Search code examples
llvmllvm-irpass-by-valuecalling-convention

Passing structs by-value in LLVM IR


I'm generating LLVM IR for JIT purposes, and I notice that LLVM's calling conventions don't seem to match the C calling conventions when aggregate values are involved. For instance, when I declare a function as taking a {i32, i32} (that is, a struct {int a, b;} in C terms) parameter, it appears to pass each of the struct elements in its own x86-64 GPR to the function, even though the x86-64 ABI specifies (sec. 3.2.3) that such a struct should be packed in a single 64-bit GPR.

This is in spite of LLVM's documentation claiming to match the C calling convention by default:

ccc” - The C calling convention

This calling convention (the default if no other calling convention is specified) matches the target C calling conventions. This calling convention supports varargs function calls and tolerates some mismatch in the declared prototype and implemented declaration of the function (as does normal C).

My question, then, is: Am I doing something wrong to cause LLVM to not match the C calling convention, or is this known behavior? (At the very least, the documentation seems to be wrong, no?)

I can find only very few references to the issue at all on the web, such as this bug report from 2007, which claims to be fixed. It also claims that "First, LLVM has no way to deal with aggregates as singular Value*'s", which I don't know if it was true in 2007, but it doesn't seem to be true now, given the extractvalue/insertvalue instructions. I also found this SO question whose second (non-accepted) answer simply seems to accept implicitly that argument coercion has to be done manually.

I'm currently building code for doing argument coercion in my IR generator, but it is complicating my design considerably (not to mention making it architecture-specific), so if I'm simply doing something wrong, I'd rather know about that. :)


Solution

  • LLVM's support for C-language compatible calling convention is extremely limited I'm afraid. Several folks have wished for more direct calling convention support in LLVM (or a related library), but so far this has not emerged. That logic is currently encoded in the C-language frontend (Clang for example).

    What LLVM provides is a mapping from specific LLVM IR types to specific C ABI lowerings for a specific CPU backend. You can see which IR types to use for a given C function by using Clang to emit LLVM IR, much as the comment above suggests: https://c.compiler-explorer.com/z/8jWExWPYq

    struct S { int x, y; };
    
    void f(struct S s);
    
    void test(int x, int y) {
        struct S s = {x, y};
        f(s);
    }
    

    Turns into:

    define dso_local void @test(i32 noundef %0, i32 noundef %1) #0 {
      %3 = alloca i32, align 4
      %4 = alloca i32, align 4
      %5 = alloca %struct.S, align 4
      store i32 %0, ptr %3, align 4
      store i32 %1, ptr %4, align 4
      %6 = getelementptr inbounds %struct.S, ptr %5, i32 0, i32 0
      %7 = load i32, ptr %3, align 4
      store i32 %7, ptr %6, align 4
      %8 = getelementptr inbounds %struct.S, ptr %5, i32 0, i32 1
      %9 = load i32, ptr %4, align 4
      store i32 %9, ptr %8, align 4
      %10 = load i64, ptr %5, align 4
      call void @f(i64 %10)
      ret void
    }
    
    declare void @f(i64) #1
    

    There is sadly some non-trivial logic to map specific C types into the LLVM IR that will match the ABI when lowered for a platform. Outside of extremely simple types (basic C integer types, pointers, float, double, maybe a few others), these aren't even portable between the different architecture ABIs/calling-conventions.

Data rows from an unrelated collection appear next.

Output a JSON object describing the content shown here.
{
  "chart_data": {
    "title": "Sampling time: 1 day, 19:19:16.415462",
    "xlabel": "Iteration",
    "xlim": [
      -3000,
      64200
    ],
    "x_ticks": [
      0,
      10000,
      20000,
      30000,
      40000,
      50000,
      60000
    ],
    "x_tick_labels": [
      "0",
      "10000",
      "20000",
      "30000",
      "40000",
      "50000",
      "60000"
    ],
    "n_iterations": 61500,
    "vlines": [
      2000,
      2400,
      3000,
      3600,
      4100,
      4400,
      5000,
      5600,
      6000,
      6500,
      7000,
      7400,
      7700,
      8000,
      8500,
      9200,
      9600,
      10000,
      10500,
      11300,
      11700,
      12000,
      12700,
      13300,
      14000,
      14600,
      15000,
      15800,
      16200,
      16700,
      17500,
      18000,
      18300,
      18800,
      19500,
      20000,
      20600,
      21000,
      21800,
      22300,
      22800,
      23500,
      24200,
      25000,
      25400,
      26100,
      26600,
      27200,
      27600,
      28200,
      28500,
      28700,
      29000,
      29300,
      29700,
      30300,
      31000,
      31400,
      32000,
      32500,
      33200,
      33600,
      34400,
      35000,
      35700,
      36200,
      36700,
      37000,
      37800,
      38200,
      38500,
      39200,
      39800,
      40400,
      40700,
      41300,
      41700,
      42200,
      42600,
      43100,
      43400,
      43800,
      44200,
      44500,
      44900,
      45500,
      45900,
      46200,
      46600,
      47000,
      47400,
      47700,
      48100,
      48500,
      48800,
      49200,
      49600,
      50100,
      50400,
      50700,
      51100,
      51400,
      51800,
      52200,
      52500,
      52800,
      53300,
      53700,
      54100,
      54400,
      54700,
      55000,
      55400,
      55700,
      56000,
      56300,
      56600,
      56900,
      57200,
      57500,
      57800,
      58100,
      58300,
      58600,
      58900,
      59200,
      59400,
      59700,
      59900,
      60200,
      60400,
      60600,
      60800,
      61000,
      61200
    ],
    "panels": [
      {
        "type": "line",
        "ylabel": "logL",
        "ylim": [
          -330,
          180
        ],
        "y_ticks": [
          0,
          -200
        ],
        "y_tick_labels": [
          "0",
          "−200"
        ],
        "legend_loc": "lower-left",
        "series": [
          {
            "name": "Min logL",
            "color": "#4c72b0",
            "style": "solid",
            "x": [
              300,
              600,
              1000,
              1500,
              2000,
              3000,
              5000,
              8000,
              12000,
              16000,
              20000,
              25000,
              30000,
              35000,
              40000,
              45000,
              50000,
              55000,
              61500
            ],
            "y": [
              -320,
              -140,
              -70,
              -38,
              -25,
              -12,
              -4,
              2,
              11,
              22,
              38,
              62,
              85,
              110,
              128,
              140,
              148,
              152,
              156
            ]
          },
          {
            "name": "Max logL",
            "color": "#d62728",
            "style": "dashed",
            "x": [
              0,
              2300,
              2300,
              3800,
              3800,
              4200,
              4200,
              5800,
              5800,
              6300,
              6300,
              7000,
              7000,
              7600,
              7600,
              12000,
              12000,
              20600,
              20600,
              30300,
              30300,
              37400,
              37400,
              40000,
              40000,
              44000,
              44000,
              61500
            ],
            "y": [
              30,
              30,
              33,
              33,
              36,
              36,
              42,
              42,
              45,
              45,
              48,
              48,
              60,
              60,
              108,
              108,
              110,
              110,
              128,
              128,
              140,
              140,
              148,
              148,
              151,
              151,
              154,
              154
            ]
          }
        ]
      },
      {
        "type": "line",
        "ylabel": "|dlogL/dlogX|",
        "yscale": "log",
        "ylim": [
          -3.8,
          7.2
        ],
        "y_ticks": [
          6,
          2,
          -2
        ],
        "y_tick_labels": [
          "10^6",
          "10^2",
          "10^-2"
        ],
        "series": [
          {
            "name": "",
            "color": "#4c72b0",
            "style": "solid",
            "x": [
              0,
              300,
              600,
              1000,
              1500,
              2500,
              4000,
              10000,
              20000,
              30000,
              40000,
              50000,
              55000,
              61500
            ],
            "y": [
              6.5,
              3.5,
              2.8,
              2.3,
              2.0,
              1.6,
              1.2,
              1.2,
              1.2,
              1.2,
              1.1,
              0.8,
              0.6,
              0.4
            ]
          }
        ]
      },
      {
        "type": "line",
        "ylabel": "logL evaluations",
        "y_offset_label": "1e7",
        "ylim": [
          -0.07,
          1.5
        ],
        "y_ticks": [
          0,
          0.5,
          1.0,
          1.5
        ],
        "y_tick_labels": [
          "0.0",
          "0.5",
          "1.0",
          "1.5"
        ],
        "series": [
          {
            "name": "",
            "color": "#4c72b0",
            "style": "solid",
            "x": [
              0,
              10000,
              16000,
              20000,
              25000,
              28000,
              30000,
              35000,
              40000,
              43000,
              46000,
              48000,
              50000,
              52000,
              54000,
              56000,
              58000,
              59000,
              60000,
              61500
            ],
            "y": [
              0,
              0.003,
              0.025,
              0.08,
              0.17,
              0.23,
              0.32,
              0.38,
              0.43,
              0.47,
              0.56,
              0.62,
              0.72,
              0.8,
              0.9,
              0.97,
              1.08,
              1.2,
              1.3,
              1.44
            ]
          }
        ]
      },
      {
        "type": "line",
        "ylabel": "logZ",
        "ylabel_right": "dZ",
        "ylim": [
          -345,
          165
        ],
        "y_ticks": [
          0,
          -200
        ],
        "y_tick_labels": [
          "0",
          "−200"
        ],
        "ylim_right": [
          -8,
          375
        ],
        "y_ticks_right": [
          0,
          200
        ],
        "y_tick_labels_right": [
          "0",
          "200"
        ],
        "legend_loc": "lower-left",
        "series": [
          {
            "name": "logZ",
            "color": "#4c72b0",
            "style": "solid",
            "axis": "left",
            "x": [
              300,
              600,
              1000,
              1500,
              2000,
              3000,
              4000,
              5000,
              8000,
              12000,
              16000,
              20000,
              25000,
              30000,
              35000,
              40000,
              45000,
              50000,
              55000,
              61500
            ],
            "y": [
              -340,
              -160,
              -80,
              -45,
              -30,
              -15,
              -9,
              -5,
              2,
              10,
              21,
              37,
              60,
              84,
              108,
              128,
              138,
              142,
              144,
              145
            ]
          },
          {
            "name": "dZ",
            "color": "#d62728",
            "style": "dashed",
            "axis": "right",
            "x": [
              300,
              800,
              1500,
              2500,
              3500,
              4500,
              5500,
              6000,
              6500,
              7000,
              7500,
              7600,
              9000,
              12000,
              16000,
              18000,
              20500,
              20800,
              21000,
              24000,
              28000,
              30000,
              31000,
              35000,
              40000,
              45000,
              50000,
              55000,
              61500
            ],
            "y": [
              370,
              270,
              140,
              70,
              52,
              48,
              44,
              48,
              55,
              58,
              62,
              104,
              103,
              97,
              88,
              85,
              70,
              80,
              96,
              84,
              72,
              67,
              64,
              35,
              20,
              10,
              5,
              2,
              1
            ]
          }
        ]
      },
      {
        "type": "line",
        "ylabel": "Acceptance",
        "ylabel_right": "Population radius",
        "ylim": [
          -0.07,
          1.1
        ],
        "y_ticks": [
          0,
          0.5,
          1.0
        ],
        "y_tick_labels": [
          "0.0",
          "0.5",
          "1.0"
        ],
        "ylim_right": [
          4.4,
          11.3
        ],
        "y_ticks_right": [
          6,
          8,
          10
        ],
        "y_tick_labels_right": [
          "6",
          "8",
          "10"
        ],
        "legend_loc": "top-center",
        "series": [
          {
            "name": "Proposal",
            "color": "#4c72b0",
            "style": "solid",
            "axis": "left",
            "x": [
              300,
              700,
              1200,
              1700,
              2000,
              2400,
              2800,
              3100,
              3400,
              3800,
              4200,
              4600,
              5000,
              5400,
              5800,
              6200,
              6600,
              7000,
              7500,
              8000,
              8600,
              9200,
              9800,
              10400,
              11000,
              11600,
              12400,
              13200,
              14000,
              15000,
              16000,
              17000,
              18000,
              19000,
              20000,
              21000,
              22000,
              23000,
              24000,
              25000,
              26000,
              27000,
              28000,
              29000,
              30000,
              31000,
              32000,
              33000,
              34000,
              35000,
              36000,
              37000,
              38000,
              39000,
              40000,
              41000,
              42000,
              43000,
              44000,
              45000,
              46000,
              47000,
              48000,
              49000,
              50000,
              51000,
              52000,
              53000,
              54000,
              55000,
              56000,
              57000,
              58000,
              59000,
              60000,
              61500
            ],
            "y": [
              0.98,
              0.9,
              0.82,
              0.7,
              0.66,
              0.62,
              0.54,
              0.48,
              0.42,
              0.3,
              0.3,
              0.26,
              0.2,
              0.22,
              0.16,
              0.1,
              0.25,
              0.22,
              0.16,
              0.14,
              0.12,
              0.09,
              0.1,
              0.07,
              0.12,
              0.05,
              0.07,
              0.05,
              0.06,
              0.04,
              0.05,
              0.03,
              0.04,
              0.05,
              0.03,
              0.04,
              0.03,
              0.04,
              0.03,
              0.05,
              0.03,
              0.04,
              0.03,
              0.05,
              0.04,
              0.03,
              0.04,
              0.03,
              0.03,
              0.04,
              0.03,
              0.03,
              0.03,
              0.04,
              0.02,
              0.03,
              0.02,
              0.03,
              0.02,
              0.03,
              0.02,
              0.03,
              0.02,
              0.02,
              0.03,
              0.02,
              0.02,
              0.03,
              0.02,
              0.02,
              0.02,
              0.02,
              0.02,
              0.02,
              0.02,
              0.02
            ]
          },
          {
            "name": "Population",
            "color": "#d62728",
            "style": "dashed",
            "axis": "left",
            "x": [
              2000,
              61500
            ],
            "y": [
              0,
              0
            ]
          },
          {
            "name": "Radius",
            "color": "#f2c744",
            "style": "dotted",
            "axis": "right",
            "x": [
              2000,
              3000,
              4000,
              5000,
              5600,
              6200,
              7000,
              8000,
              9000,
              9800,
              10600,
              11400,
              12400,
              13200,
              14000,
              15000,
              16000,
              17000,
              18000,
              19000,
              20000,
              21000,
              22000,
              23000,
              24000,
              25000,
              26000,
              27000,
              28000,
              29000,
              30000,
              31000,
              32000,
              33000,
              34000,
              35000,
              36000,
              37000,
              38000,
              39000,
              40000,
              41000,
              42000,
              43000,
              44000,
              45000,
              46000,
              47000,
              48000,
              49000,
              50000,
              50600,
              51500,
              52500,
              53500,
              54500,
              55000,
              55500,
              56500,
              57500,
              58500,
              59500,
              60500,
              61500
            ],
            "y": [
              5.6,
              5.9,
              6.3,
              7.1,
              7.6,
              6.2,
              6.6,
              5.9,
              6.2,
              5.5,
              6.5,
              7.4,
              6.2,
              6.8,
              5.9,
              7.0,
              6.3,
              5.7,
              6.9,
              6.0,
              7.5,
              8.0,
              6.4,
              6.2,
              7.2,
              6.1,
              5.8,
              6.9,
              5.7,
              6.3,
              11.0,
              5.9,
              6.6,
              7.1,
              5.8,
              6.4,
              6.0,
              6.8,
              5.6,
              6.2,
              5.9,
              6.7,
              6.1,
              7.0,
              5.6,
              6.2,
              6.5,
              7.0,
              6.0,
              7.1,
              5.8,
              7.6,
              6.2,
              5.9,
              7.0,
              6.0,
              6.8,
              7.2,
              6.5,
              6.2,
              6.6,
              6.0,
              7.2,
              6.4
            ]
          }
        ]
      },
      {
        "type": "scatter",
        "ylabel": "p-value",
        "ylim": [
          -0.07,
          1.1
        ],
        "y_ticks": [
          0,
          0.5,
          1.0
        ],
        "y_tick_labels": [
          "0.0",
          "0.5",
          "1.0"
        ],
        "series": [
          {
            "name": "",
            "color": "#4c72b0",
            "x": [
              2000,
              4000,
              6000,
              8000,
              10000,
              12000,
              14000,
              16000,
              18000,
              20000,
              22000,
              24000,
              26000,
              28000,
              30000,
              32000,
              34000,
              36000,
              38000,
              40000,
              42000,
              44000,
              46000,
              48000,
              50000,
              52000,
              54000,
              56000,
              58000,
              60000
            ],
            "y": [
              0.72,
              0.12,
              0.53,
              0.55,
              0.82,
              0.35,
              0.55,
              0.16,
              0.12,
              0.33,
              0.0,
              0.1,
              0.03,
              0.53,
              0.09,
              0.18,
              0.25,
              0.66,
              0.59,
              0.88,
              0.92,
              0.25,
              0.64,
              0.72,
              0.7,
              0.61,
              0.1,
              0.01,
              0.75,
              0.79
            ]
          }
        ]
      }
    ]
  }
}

    FWIW, the situation is even worse for C++ which has much more complexity here I'm afraid.

    So your choices are to:

    1. Use a very small set of types in a limited range of signatures that you build custom logic to lower correctly into LLVM IR, checking that it matches what Clang (or another C frontend) produces in every case.
    2. Directly use Clang or another C frontend to emit the LLVM IR.
    3. Take on the major project of extracting this ABI/calling-convention logic from Clang into a re-usable library. There has in the past been appetite for this in the LLVM/Clang communities, but it is a very large and complex undertaking from my understanding. There are some partial efforts (specifically for C and JITs) that you may be able to find and re-use, but I don't have a good memory of where all those are.